Как-то даже не веря себе, не смея даже до конца верить в такое быстрое прощение со стороны Lise, но обуреваемый желанием близости, Алеша приподнялся с колен, уже протягивая руки к трепещущий от ожидания Lise, но в этой мгновенной упавшей тишине, вдруг явственно что-то дважды толкнулось в окно. Как бы ветка от ветра… Алеша машинально туда взглянул и содрогнулся. В окно билась та самая мохнатая бабочка. Точнее, может, это была и другая бабочка – так как окно Lise выходило на противоположную сторону дома.
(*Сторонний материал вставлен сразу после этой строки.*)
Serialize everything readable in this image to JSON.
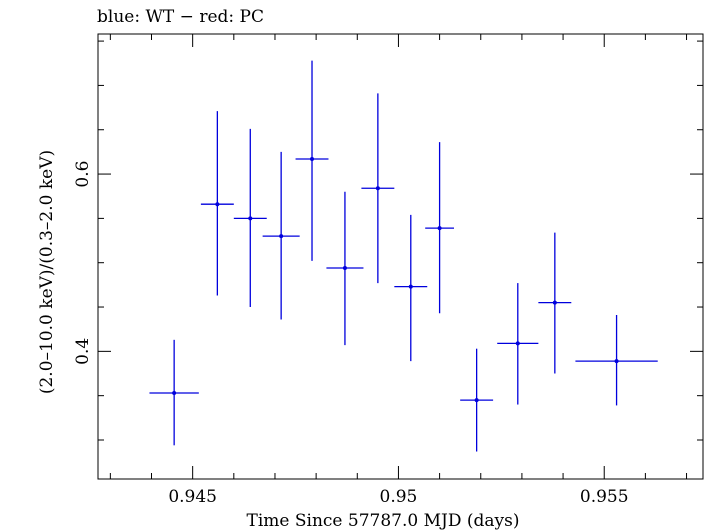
{
  "chart_data": {
    "type": "scatter",
    "title": "blue: WT − red: PC",
    "xlabel": "Time Since 57787.0 MJD (days)",
    "ylabel": "(2.0–10.0 keV)/(0.3–2.0 keV)",
    "xlim": [
      0.9427,
      0.9574
    ],
    "ylim": [
      0.256,
      0.758
    ],
    "x_ticks": [
      0.945,
      0.95,
      0.955
    ],
    "x_tick_labels": [
      "0.945",
      "0.95",
      "0.955"
    ],
    "y_ticks": [
      0.4,
      0.6
    ],
    "y_tick_labels": [
      "0.4",
      "0.6"
    ],
    "grid": false,
    "series": [
      {
        "color": "#0000dd",
        "points": [
          {
            "x": 0.94455,
            "y": 0.353,
            "xerr": 0.0006,
            "yerr_low": 0.059,
            "yerr_high": 0.06
          },
          {
            "x": 0.9456,
            "y": 0.566,
            "xerr": 0.0004,
            "yerr_low": 0.103,
            "yerr_high": 0.105
          },
          {
            "x": 0.9464,
            "y": 0.55,
            "xerr": 0.0004,
            "yerr_low": 0.1,
            "yerr_high": 0.101
          },
          {
            "x": 0.94715,
            "y": 0.53,
            "xerr": 0.00045,
            "yerr_low": 0.094,
            "yerr_high": 0.095
          },
          {
            "x": 0.9479,
            "y": 0.617,
            "xerr": 0.0004,
            "yerr_low": 0.115,
            "yerr_high": 0.111
          },
          {
            "x": 0.9487,
            "y": 0.494,
            "xerr": 0.00045,
            "yerr_low": 0.087,
            "yerr_high": 0.086
          },
          {
            "x": 0.9495,
            "y": 0.584,
            "xerr": 0.0004,
            "yerr_low": 0.107,
            "yerr_high": 0.107
          },
          {
            "x": 0.9503,
            "y": 0.473,
            "xerr": 0.0004,
            "yerr_low": 0.084,
            "yerr_high": 0.081
          },
          {
            "x": 0.951,
            "y": 0.539,
            "xerr": 0.00035,
            "yerr_low": 0.096,
            "yerr_high": 0.097
          },
          {
            "x": 0.9519,
            "y": 0.345,
            "xerr": 0.0004,
            "yerr_low": 0.058,
            "yerr_high": 0.058
          },
          {
            "x": 0.9529,
            "y": 0.409,
            "xerr": 0.0005,
            "yerr_low": 0.069,
            "yerr_high": 0.068
          },
          {
            "x": 0.9538,
            "y": 0.455,
            "xerr": 0.0004,
            "yerr_low": 0.08,
            "yerr_high": 0.079
          },
          {
            "x": 0.9553,
            "y": 0.389,
            "xerr": 0.001,
            "yerr_low": 0.05,
            "yerr_high": 0.052
          }
        ]
      }
    ]
  }
}
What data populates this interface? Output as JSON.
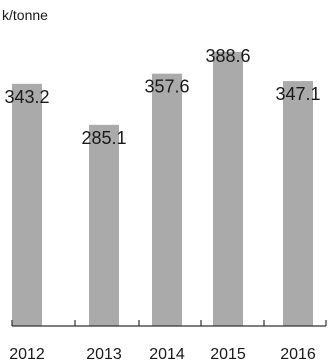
{
  "chart_data": {
    "type": "bar",
    "unit_label": "k/tonne",
    "categories": [
      "2012",
      "2013",
      "2014",
      "2015",
      "2016"
    ],
    "values": [
      343.2,
      285.1,
      357.6,
      388.6,
      347.1
    ],
    "value_labels": [
      "343.2",
      "285.1",
      "357.6",
      "388.6",
      "347.1"
    ],
    "ylim": [
      0,
      400
    ],
    "grid": false,
    "legend": "none",
    "bar_color": "#aaaaaa",
    "axis_color": "#333333"
  }
}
Неужели она могла облететь через крышу и теперь биться в это окно. Но зачем?.. А если другая – то почему снова? И почему это так мерзко!.. Порк-порк, потом через паузу снова – порк-порк?.. Все эти мысли вихрем пронеслись в голове Алеши и совершенно отрезвили его. Какое-то жуткое чувство мерзости и одновременного ужаса поразило его в самое сердце. Он так и замер с протянутыми руками, а потом отрешенно сел на кровать. Lise по-своему расценила его нерешительность:
– Мне не повредит… Может, наоборот – лучше?.. Алеша, я тебе противна? – она готова была заплакать снова.
– Lise, мы все сделаем, все сделаем, но потом… Я сейчас не могу… Да и тебе лучше успокоиться, – забормотал он, только чтобы что-то сказать и хоть как-то прикрыть ужасающее его самого впечатление от какой-то ничтожной бабочки, вздумавшей биться в окно. Но чувствительная Lise уже успела встревожиться мгновенной сменой настроения у самого Алеши, его обескураженным и подавленным видом.
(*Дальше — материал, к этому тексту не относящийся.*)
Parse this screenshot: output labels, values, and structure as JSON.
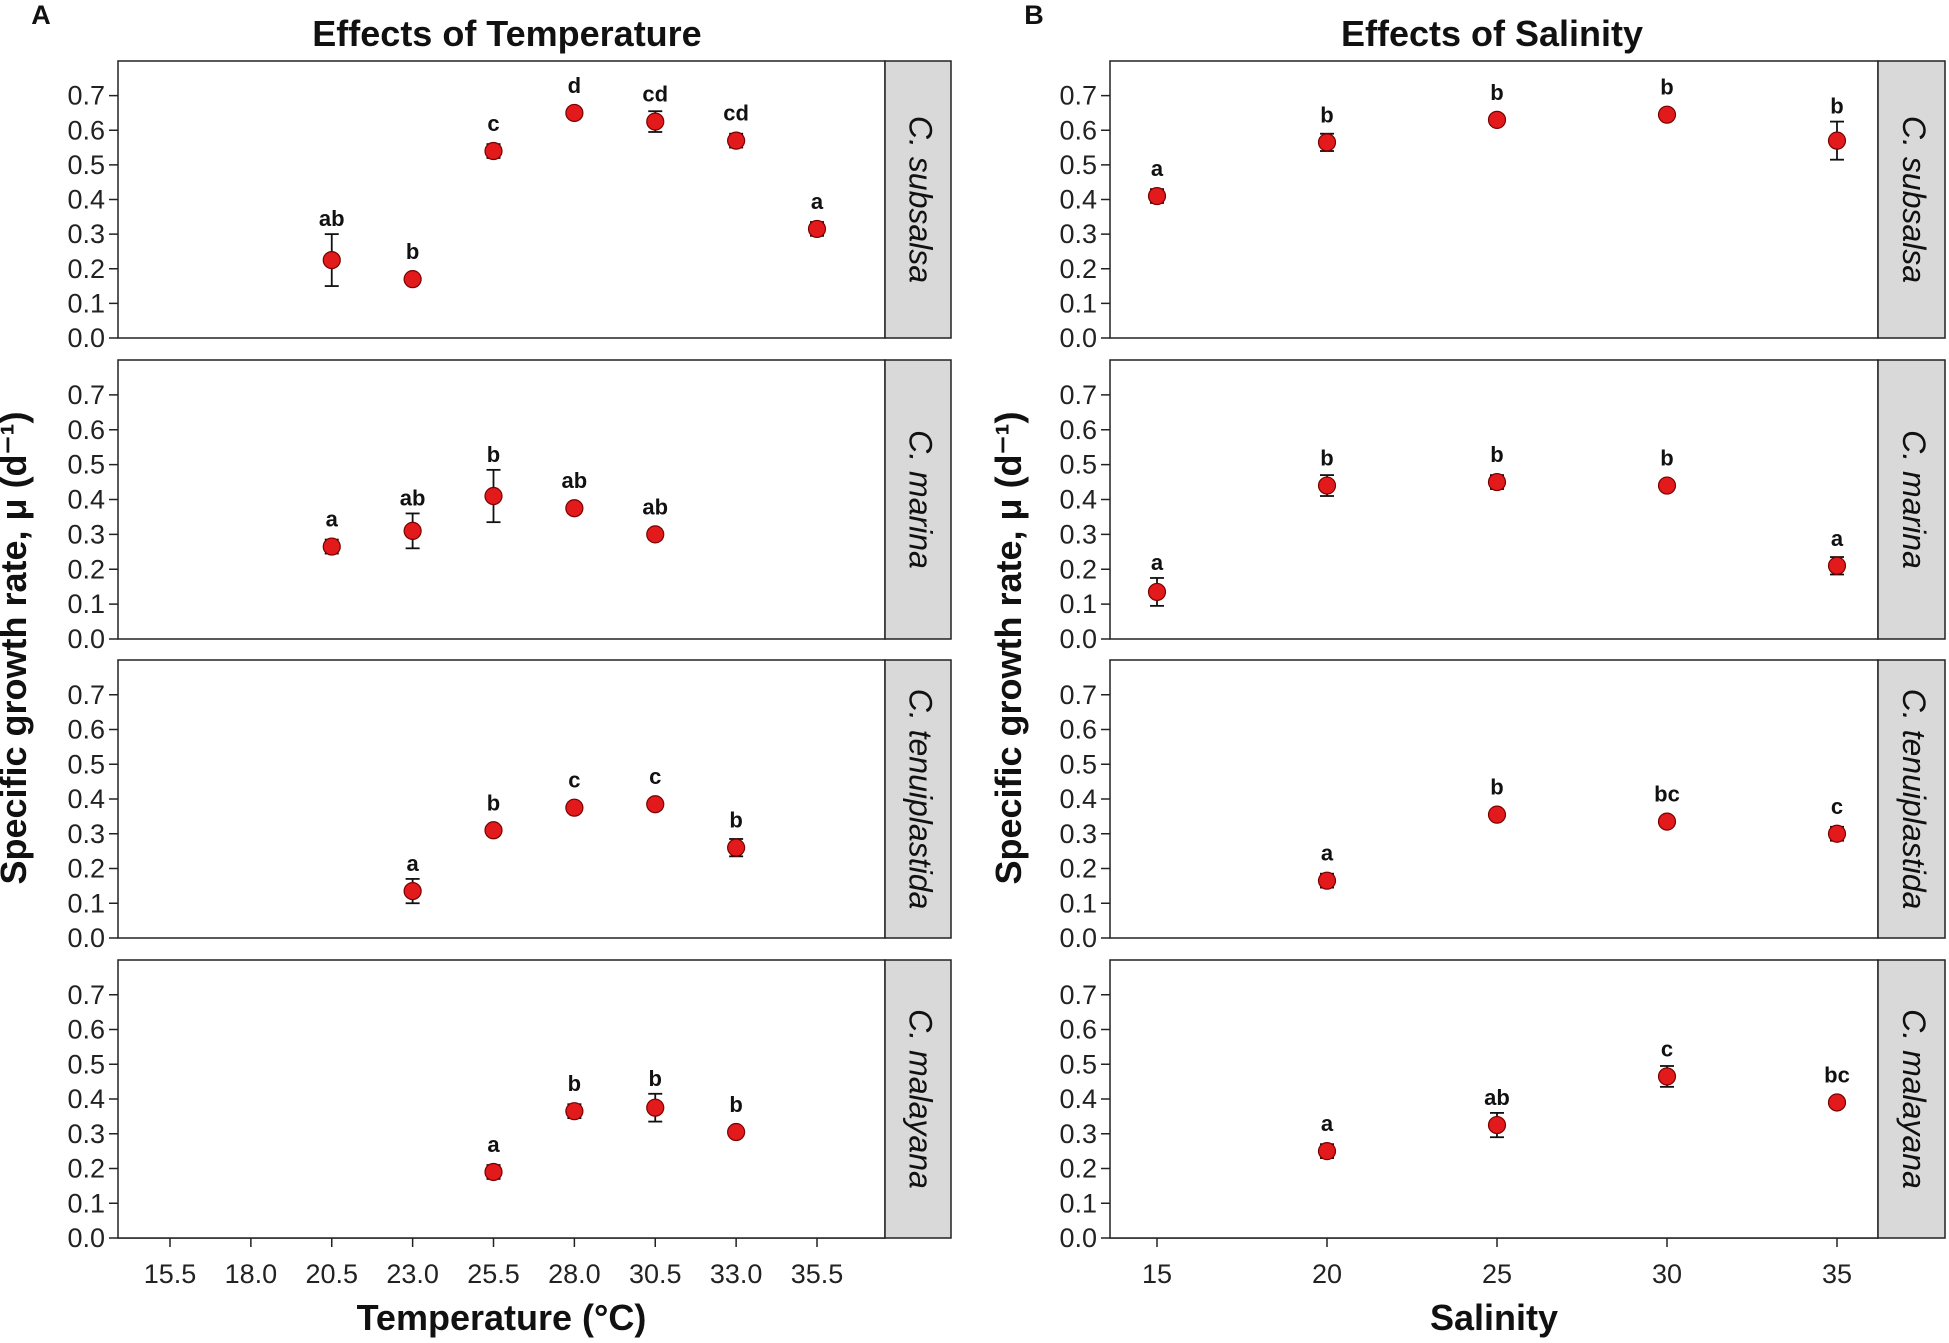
{
  "chart_data": [
    {
      "type": "scatter",
      "panel_label": "A",
      "title": "Effects of Temperature",
      "xlabel": "Temperature (°C)",
      "ylabel": "Specific growth rate, μ (d⁻¹)",
      "x_ticks": [
        "15.5",
        "18.0",
        "20.5",
        "23.0",
        "25.5",
        "28.0",
        "30.5",
        "33.0",
        "35.5"
      ],
      "xlim": [
        14.5,
        38.5
      ],
      "ylim": [
        0,
        0.8
      ],
      "y_ticks": [
        "0.0",
        "0.1",
        "0.2",
        "0.3",
        "0.4",
        "0.5",
        "0.6",
        "0.7"
      ],
      "facets": [
        {
          "name": "C. subsalsa",
          "points": [
            {
              "x": 20.5,
              "y": 0.225,
              "err": 0.075,
              "letter": "ab"
            },
            {
              "x": 23.0,
              "y": 0.17,
              "err": 0.0,
              "letter": "b"
            },
            {
              "x": 25.5,
              "y": 0.54,
              "err": 0.02,
              "letter": "c"
            },
            {
              "x": 28.0,
              "y": 0.65,
              "err": 0.0,
              "letter": "d"
            },
            {
              "x": 30.5,
              "y": 0.625,
              "err": 0.03,
              "letter": "cd"
            },
            {
              "x": 33.0,
              "y": 0.57,
              "err": 0.02,
              "letter": "cd"
            },
            {
              "x": 35.5,
              "y": 0.315,
              "err": 0.02,
              "letter": "a"
            }
          ]
        },
        {
          "name": "C. marina",
          "points": [
            {
              "x": 20.5,
              "y": 0.265,
              "err": 0.02,
              "letter": "a"
            },
            {
              "x": 23.0,
              "y": 0.31,
              "err": 0.05,
              "letter": "ab"
            },
            {
              "x": 25.5,
              "y": 0.41,
              "err": 0.075,
              "letter": "b"
            },
            {
              "x": 28.0,
              "y": 0.375,
              "err": 0.0,
              "letter": "ab"
            },
            {
              "x": 30.5,
              "y": 0.3,
              "err": 0.015,
              "letter": "ab"
            }
          ]
        },
        {
          "name": "C. tenuiplastida",
          "points": [
            {
              "x": 23.0,
              "y": 0.135,
              "err": 0.035,
              "letter": "a"
            },
            {
              "x": 25.5,
              "y": 0.31,
              "err": 0.0,
              "letter": "b"
            },
            {
              "x": 28.0,
              "y": 0.375,
              "err": 0.0,
              "letter": "c"
            },
            {
              "x": 30.5,
              "y": 0.385,
              "err": 0.0,
              "letter": "c"
            },
            {
              "x": 33.0,
              "y": 0.26,
              "err": 0.025,
              "letter": "b"
            }
          ]
        },
        {
          "name": "C. malayana",
          "points": [
            {
              "x": 25.5,
              "y": 0.19,
              "err": 0.02,
              "letter": "a"
            },
            {
              "x": 28.0,
              "y": 0.365,
              "err": 0.02,
              "letter": "b"
            },
            {
              "x": 30.5,
              "y": 0.375,
              "err": 0.04,
              "letter": "b"
            },
            {
              "x": 33.0,
              "y": 0.305,
              "err": 0.0,
              "letter": "b"
            }
          ]
        }
      ]
    },
    {
      "type": "scatter",
      "panel_label": "B",
      "title": "Effects of Salinity",
      "xlabel": "Salinity",
      "ylabel": "Specific growth rate, μ (d⁻¹)",
      "x_ticks": [
        "15",
        "20",
        "25",
        "30",
        "35"
      ],
      "xlim": [
        12.5,
        37.5
      ],
      "ylim": [
        0,
        0.8
      ],
      "y_ticks": [
        "0.0",
        "0.1",
        "0.2",
        "0.3",
        "0.4",
        "0.5",
        "0.6",
        "0.7"
      ],
      "facets": [
        {
          "name": "C. subsalsa",
          "points": [
            {
              "x": 15,
              "y": 0.41,
              "err": 0.02,
              "letter": "a"
            },
            {
              "x": 20,
              "y": 0.565,
              "err": 0.025,
              "letter": "b"
            },
            {
              "x": 25,
              "y": 0.63,
              "err": 0.015,
              "letter": "b"
            },
            {
              "x": 30,
              "y": 0.645,
              "err": 0.0,
              "letter": "b"
            },
            {
              "x": 35,
              "y": 0.57,
              "err": 0.055,
              "letter": "b"
            }
          ]
        },
        {
          "name": "C. marina",
          "points": [
            {
              "x": 15,
              "y": 0.135,
              "err": 0.04,
              "letter": "a"
            },
            {
              "x": 20,
              "y": 0.44,
              "err": 0.03,
              "letter": "b"
            },
            {
              "x": 25,
              "y": 0.45,
              "err": 0.02,
              "letter": "b"
            },
            {
              "x": 30,
              "y": 0.44,
              "err": 0.0,
              "letter": "b"
            },
            {
              "x": 35,
              "y": 0.21,
              "err": 0.025,
              "letter": "a"
            }
          ]
        },
        {
          "name": "C. tenuiplastida",
          "points": [
            {
              "x": 20,
              "y": 0.165,
              "err": 0.02,
              "letter": "a"
            },
            {
              "x": 25,
              "y": 0.355,
              "err": 0.0,
              "letter": "b"
            },
            {
              "x": 30,
              "y": 0.335,
              "err": 0.0,
              "letter": "bc"
            },
            {
              "x": 35,
              "y": 0.3,
              "err": 0.02,
              "letter": "c"
            }
          ]
        },
        {
          "name": "C. malayana",
          "points": [
            {
              "x": 20,
              "y": 0.25,
              "err": 0.02,
              "letter": "a"
            },
            {
              "x": 25,
              "y": 0.325,
              "err": 0.035,
              "letter": "ab"
            },
            {
              "x": 30,
              "y": 0.465,
              "err": 0.03,
              "letter": "c"
            },
            {
              "x": 35,
              "y": 0.39,
              "err": 0.0,
              "letter": "bc"
            }
          ]
        }
      ]
    }
  ],
  "colors": {
    "point": "#e31a1c",
    "strip": "#d9d9d9",
    "axis": "#222222"
  }
}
– Алеша, что с тобой?.. На тебе нет лица?.. Откройся мне. Я же все знаю и все вижу. Ты же обещал мне все открыть. Почему ты мне не веришь?.. Я все сохраню в тайне, я все пойму… Я все тебе простила – все, понимаешь?.. Не терзай себя. И с ногами… Тоже все пройдет. Ведь было же уже… Ты веришь в меня?..
– Да-да, Lise, я тебе все… все верю…
– Скажи мне, Алеша, ты с революционерами – да?.. – не унималась Lise, и вдруг попала в самую точку, и сама почувствовала, что попала. – Алеша, расскажи мне. Я буду твоей подругой… Это пустяки, что тогда с жандармами… Я стану рядом с тобой. Мы всех их взорвем… (Алеша тут непроизвольно вздрогнул и с каким-то даже испугом взглянул на Lise.) Только расскажи мне – не таи от меня… Неужели ты мне не доверяешь?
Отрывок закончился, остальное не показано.